Robinson continued, “In fact, some of the African American employees felt there were two OZYs. The white OZY and the black OZY, where, like America, the employees were treated less well.
He described Watson as “the smiling, handsome, nervous, dead-eyed Watson who made venture capitalists toss him millions of dollars,” and as “a cheerful bon vivant, like the black sidekick in a movie. ‘action, done [investors] feeling good about everything that passes for “awakening” in the valley. “
He also said that over the years he grew up, Ozy seemed more and more “designed to impose Watson on the rest of America,” through increasingly web and TV shows. produced. Of one of those programs, the “Carlos Watson Show,” said Robinson, “I was confused as to how the show could be a success. In a universe of Kimmels, Fallons, Eric Andre, Trevor Noah, Bill Maher for g-dssake, how did people even think choosing Watson made sense.
It didn’t make sense because it wasn’t real. Everything indicates that Watson was inflating the size of Ozy’s mediocre audience in order to squeeze more money from ignorant white investors who adhere to the idea that they can be saved from cultural exile if they demonstrate A certain deference to people who say race, gender, and gender identity should be the main concern when doing anything.

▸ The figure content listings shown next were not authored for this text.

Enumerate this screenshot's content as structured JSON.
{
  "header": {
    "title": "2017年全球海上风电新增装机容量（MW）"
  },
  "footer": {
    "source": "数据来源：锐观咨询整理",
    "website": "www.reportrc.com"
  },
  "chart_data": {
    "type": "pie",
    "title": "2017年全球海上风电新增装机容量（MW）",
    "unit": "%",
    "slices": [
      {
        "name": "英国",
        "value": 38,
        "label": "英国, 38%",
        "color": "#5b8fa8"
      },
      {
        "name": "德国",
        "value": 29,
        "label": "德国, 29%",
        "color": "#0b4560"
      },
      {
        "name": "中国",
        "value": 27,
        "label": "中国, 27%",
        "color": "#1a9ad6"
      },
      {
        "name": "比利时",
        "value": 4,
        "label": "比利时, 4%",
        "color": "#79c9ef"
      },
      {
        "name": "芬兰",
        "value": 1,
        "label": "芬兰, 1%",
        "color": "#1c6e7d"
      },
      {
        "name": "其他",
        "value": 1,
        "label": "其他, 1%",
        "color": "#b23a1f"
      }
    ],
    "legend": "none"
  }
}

Watson had a lame product. Have you heard of it before this week? But more important than what he was selling was what he and Ozy stood for: the supremacy of race, gender, and gender identity in all facets of contemporary American culture.
Perhaps Watson never explicitly raised the issue of “social justice” at its easy marks, but let’s not kid ourselves. Everyone in the country knows how it works now. In corporate America, you can either embrace the social justice scam, bring up race, gender, and gender identity grievances (sometimes referred to as “issues”), or you can be its next victim. Saving yourself is getting ahead by, say, giving millions of dollars to a curious man with no remarkable talent, but who is an ethnic minority selling a product for and about other ethnic minorities.
This is the social justice scam, in which race, gender, and gender identity are in themselves of great value – at least until someone comes along and pulls the curtain again.